Amazon’s Alexa is getting better at recognizing who’s speaking and what they’re speaking about, understanding words through on-device techniques, and leveraging models trained without needing human review. That’s according to automatic speech recognition head Shehzad Mevawalla, who spoke with VentureBeat ahead of a keynote address at this year’s Interspeech conference.
Alexa is now running “full-capability” speech recognition on-device, after previously relying on models many gigabytes in size that required huge amounts of memory and ran on servers in the cloud. That change is because of a move to end-to-end models, Mevawalla said, or AI models that take acoustic speech signals as input and directly output transcribed speech. Alexa’s previous speech recognizers had specialized components that processed inputs in sequence, such as an acoustic model and a language model.
“With an end-to-end model, you end up getting away from having these separate pieces and end up with a combined neural network,” Mevawalla said. “You’re going from gigabytes down to less than 100MB in size. That allows us to run these things in very constrained spaces.”
Still, the offline models — which are available first for English in the U.S. — are hardware-constrained in the sense that they need an on-device accelerator to process speech at acceptable speeds. Even though the models themselves are small, they contain millions of parameters — variables internal to the models that shape their predictions — that must be computed through matrix multiplications, one of the key operations in deep neural networks. Amazon’s solution is the AZ1 Neural Edge processor, which was developed in collaboration with MediaTek and is built into the latest Echo, Echo Dot, Echo Dot with Clock, Echo Dot Kids Edition, and Echo Show 10.
“The AZ1 basically helps with those matrix multiplication operations and offloads the limited processor. We now have a model that runs on the device that actually has the same or better accuracy than what runs in the cloud,” Mevawalla said.
Alexa’s speaker ID function, which recognizes who is speaking to personalize responses, has also moved to an end-to-end machine learning model. It’s a two-algorithm approach that combines text-dependent and text-independent models. The text-dependent model knows what users are saying ahead of time so it can match it, while the text-independent model matches voices independent of what’s being said.
Improved speaker ID bolsters Natural Turn Taking, a feature that lets multiple people join conversations with Alexa without having to use a wake word for every utterance. Three models run in parallel to drive Natural Turn Taking, which will only be available in English when it launches next year. One distinguishes background speech and noise from commands intended for Alexa. The second uses speech recognition to convert speech into text so it can be analyzed at the sub-word level. The third uses the signal from a device camera (if available) to make a decision about whether what’s being spoken is being directed at the device.
In the case of Echo devices with a camera, Natural Turn Taking can use the camera to detect where a person is looking, whether at another person or at the device. Video and speech are processed locally, and neural networks fuse and decide whether the speech was intended for Alexa. Natural Turn Taking doesn’t require devices with a camera, but it’s more accurate on camera-equipped devices.
At a higher level, Mevawalla says Alexa has become more accurate with regard to speech recognition through the process of fine-tuning. Alexa leverages a “teacher” model that’s trained on millions of hours of data that attunes it to a range of acoustic conditions, language variability, and accents. This model is then tailored to understand the vernacular of a particular region or language. As Mevawalla notes, different countries have different backgrounds, noise conditions, and speaking styles.

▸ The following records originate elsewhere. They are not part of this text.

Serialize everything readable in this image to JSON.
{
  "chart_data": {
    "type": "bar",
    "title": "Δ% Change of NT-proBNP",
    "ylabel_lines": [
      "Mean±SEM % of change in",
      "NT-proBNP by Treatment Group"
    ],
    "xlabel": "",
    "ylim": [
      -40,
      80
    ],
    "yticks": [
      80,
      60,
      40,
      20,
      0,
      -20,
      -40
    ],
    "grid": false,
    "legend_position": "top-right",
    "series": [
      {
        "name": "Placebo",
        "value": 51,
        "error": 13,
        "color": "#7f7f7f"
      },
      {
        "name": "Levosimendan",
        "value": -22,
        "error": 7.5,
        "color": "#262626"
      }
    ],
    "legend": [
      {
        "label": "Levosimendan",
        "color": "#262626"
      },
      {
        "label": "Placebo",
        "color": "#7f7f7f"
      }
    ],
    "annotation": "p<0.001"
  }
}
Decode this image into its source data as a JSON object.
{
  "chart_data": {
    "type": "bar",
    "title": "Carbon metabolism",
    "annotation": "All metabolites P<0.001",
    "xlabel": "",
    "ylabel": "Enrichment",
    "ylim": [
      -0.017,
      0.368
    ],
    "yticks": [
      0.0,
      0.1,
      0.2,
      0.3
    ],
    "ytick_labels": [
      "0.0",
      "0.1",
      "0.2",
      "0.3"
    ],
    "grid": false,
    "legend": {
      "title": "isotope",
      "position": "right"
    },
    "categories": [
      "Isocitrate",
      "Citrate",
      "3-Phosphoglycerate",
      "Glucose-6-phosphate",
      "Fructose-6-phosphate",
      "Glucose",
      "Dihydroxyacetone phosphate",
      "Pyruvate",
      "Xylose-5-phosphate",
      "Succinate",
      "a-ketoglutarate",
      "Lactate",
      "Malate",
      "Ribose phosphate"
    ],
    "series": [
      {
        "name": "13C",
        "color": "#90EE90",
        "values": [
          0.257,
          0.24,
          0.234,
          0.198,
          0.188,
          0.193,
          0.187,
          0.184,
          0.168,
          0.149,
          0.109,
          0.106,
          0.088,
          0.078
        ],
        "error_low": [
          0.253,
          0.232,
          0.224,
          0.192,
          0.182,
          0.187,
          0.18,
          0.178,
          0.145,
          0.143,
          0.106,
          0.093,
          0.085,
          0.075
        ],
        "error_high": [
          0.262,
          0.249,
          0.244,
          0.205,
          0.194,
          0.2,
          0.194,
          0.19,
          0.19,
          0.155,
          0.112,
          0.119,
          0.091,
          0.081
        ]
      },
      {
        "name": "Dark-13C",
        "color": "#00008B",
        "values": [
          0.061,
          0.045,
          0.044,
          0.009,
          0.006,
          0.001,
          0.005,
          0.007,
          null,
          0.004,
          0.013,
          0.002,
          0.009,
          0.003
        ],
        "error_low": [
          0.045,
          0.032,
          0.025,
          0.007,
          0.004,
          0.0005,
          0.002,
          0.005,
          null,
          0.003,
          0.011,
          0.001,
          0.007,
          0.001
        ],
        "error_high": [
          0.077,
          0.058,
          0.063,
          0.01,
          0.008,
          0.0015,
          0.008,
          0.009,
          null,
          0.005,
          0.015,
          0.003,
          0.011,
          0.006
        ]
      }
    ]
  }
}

“Alexa has tens of millions of devices out there, and with that kind of scale, it’s definitely a challenge … The volumes of data that we can process are something we’ve enhanced over the last year,” Mevawalla said, adding that his team has measured accuracy improvements of up to 25%. “Language pooling … is another technique that we have leveraged very effectively. And that’s completely non-reviewed, unannotated data that a machine transcribed.”